In today’s Boston Globe, Michael Kenney reviews War on the Run: The Epic Story of Robert Rogers and the Conquest of America's First Frontier, by John F. Ross. The reviewer admits:
Rogers has been a heroic figure for this reader since first encountering him some 60 years ago in Kenneth Roberts’s classic 1937 novel, Northwest Passage.Roberts’s story indeed reinvigorated Rogers’s legacy in America. Or, as the Dictionary of Canadian Biography says:
The considerable Rogers cult that has been in evidence in the United States during the last generation probably owes a good deal to K. L. Roberts’ popular historical novel...After all, American culture doesn’t usually admire Loyalist officers. Especially one apparently involved in capturing another national hero—in this case, Nathan Hale. (Whether Hale deserves his prominence in American lore is another question.)
Both Roberts’s novel and Ross’s new book focus on Rogers’s part in the British Empire’s wars against the French and some Native American nations during the 1750s and 1760s. That means they can describe the high points of the man’s life and avoid the iffy decades that followed till his death in 1795.

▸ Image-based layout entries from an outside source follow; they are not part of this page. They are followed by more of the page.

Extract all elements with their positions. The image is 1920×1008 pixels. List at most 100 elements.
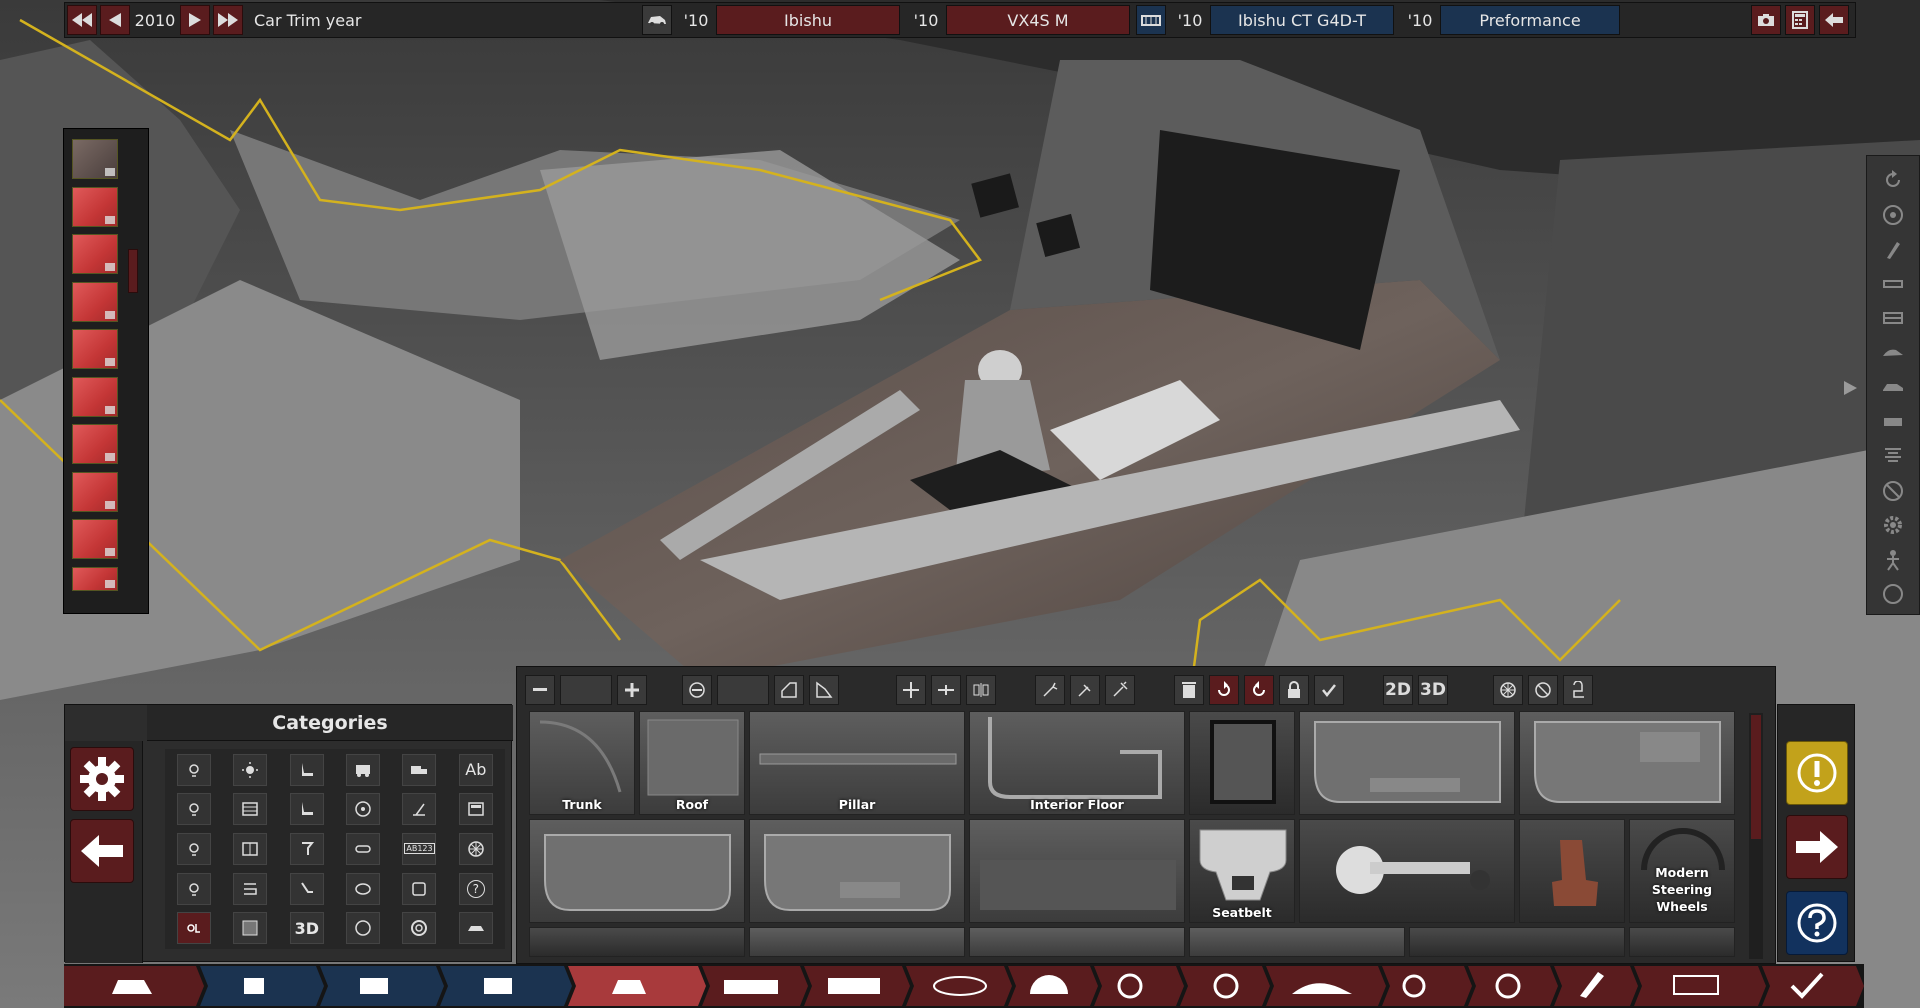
undo-button[interactable] <box>1209 675 1239 705</box>
view-2d-button[interactable]: 2D <box>1383 675 1413 705</box>
category-seat-button[interactable] <box>289 753 324 786</box>
category-seat2-button[interactable] <box>289 793 324 826</box>
scale-up-button[interactable] <box>617 675 647 705</box>
scale-down-button[interactable] <box>525 675 555 705</box>
material-swatch[interactable] <box>72 566 118 591</box>
category-steering-button[interactable] <box>346 793 381 826</box>
driver-view-button[interactable] <box>1875 546 1911 574</box>
model-button[interactable] <box>642 5 672 35</box>
engine-trim-selector[interactable]: Preformance <box>1440 5 1620 35</box>
last-year-button[interactable] <box>213 5 243 35</box>
snap-button[interactable] <box>1035 675 1065 705</box>
category-plate-button[interactable]: AB123 <box>402 832 437 865</box>
mirror-toggle-button[interactable] <box>682 675 712 705</box>
attach-button[interactable] <box>1563 675 1593 705</box>
delete-button[interactable] <box>1174 675 1204 705</box>
suspension-view-button[interactable] <box>1875 442 1911 470</box>
settings-button[interactable] <box>70 747 134 811</box>
material-swatch[interactable] <box>72 471 118 512</box>
part-tile-pillar[interactable]: Pillar <box>749 711 965 815</box>
settings-view-button[interactable] <box>1875 511 1911 539</box>
category-truck-button[interactable] <box>402 753 437 786</box>
material-swatch[interactable] <box>72 519 118 559</box>
stage-wheels-tab[interactable] <box>1094 966 1184 1006</box>
body-view-button[interactable] <box>1875 339 1911 367</box>
stage-paint-tab[interactable] <box>1554 966 1638 1006</box>
category-light2-button[interactable] <box>177 793 212 826</box>
category-light3-button[interactable] <box>177 832 212 865</box>
next-year-button[interactable] <box>180 5 210 35</box>
model-selector[interactable]: Ibishu <box>716 5 900 35</box>
snap-edge-button[interactable] <box>1105 675 1135 705</box>
engine-view-button[interactable] <box>1875 408 1911 436</box>
part-tile-steering-wheel[interactable]: Modern Steering Wheels <box>1629 819 1735 923</box>
circle-view-button[interactable] <box>1875 580 1911 608</box>
category-mat-button[interactable] <box>402 872 437 905</box>
wheel-visibility-button[interactable] <box>1493 675 1523 705</box>
category-lever-button[interactable] <box>402 793 437 826</box>
part-tile-door-handle[interactable] <box>1299 819 1515 923</box>
material-swatch[interactable] <box>72 424 118 464</box>
exit-button[interactable] <box>1819 5 1849 35</box>
calculator-button[interactable] <box>1785 5 1815 35</box>
stage-testing-tab[interactable] <box>1634 966 1766 1006</box>
trim-selector[interactable]: VX4S M <box>946 5 1130 35</box>
part-tile-door-card-b[interactable] <box>749 819 965 923</box>
car-side-view-button[interactable] <box>1875 373 1911 401</box>
previous-year-button[interactable] <box>100 5 130 35</box>
stage-interior-tab[interactable] <box>1382 966 1472 1006</box>
category-dial-button[interactable] <box>402 912 437 945</box>
category-fixture-button[interactable] <box>177 912 212 945</box>
help-button[interactable] <box>1786 891 1848 955</box>
move-horizontal-button[interactable] <box>931 675 961 705</box>
part-tile-door-panel-b[interactable] <box>1519 711 1735 815</box>
redo-button[interactable] <box>1244 675 1274 705</box>
first-year-button[interactable] <box>67 5 97 35</box>
back-button[interactable] <box>70 819 134 883</box>
category-light4-button[interactable] <box>177 872 212 905</box>
material-swatch[interactable] <box>72 376 118 417</box>
part-tile[interactable] <box>749 927 965 957</box>
stage-fixtures-tab[interactable] <box>906 966 1012 1006</box>
part-tile-door-card-a[interactable] <box>529 819 745 923</box>
material-swatch[interactable] <box>72 329 118 369</box>
view-3d-button[interactable]: 3D <box>1418 675 1448 705</box>
category-text-button[interactable]: Ab <box>458 753 493 786</box>
part-tile-interior-floor[interactable]: Interior Floor <box>969 711 1185 815</box>
symmetry-button[interactable] <box>966 675 996 705</box>
category-texture-button[interactable] <box>233 912 268 945</box>
part-tile-door-panel-a[interactable] <box>1299 711 1515 815</box>
lock-button[interactable] <box>1279 675 1309 705</box>
part-tile-roof[interactable]: Roof <box>639 711 745 815</box>
category-help-button[interactable]: ? <box>458 872 493 905</box>
category-book-button[interactable] <box>233 832 268 865</box>
category-circle-button[interactable] <box>346 912 381 945</box>
reset-view-button[interactable] <box>1875 166 1911 194</box>
snap-surface-button[interactable] <box>1070 675 1100 705</box>
stage-tyres-tab[interactable] <box>1180 966 1270 1006</box>
material-swatch[interactable] <box>72 139 118 179</box>
parts-scrollbar[interactable] <box>1749 713 1763 959</box>
category-pedal-button[interactable] <box>289 872 324 905</box>
material-swatch[interactable] <box>72 186 118 227</box>
wheels-view-button[interactable] <box>1875 201 1911 229</box>
category-light-button[interactable] <box>177 753 212 786</box>
category-vehicle-button[interactable] <box>346 753 381 786</box>
material-swatch[interactable] <box>72 281 118 322</box>
category-mirror-button[interactable] <box>346 872 381 905</box>
part-tile-seatbelt[interactable]: Seatbelt <box>1189 819 1295 923</box>
part-tile[interactable] <box>1629 927 1735 957</box>
part-tile[interactable] <box>969 927 1185 957</box>
confirm-button[interactable] <box>1314 675 1344 705</box>
expand-toolbar-button[interactable] <box>1834 372 1866 404</box>
swatch-scrollbar[interactable] <box>128 249 138 293</box>
move-button[interactable] <box>896 675 926 705</box>
scroll-thumb[interactable] <box>1751 715 1761 839</box>
category-pillar-button[interactable] <box>289 832 324 865</box>
material-swatch[interactable] <box>72 234 118 274</box>
paint-view-button[interactable] <box>1875 235 1911 263</box>
rotation-field[interactable] <box>717 675 769 705</box>
stage-handling-tab[interactable] <box>1468 966 1558 1006</box>
taper-button[interactable] <box>809 675 839 705</box>
part-tile-seat[interactable] <box>1519 819 1625 923</box>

Many accounts of Rogers’s career note that he began to drink heavily, which must have contributed to his erratic behavior. But he was courting trouble even in his early twenties, when he was arrested in New Hampshire for leading a counterfeiting ring. He never seems to have done well playing by the rules. The mid-century frontier wars may simply have created the environment in which Robert Rogers flourished.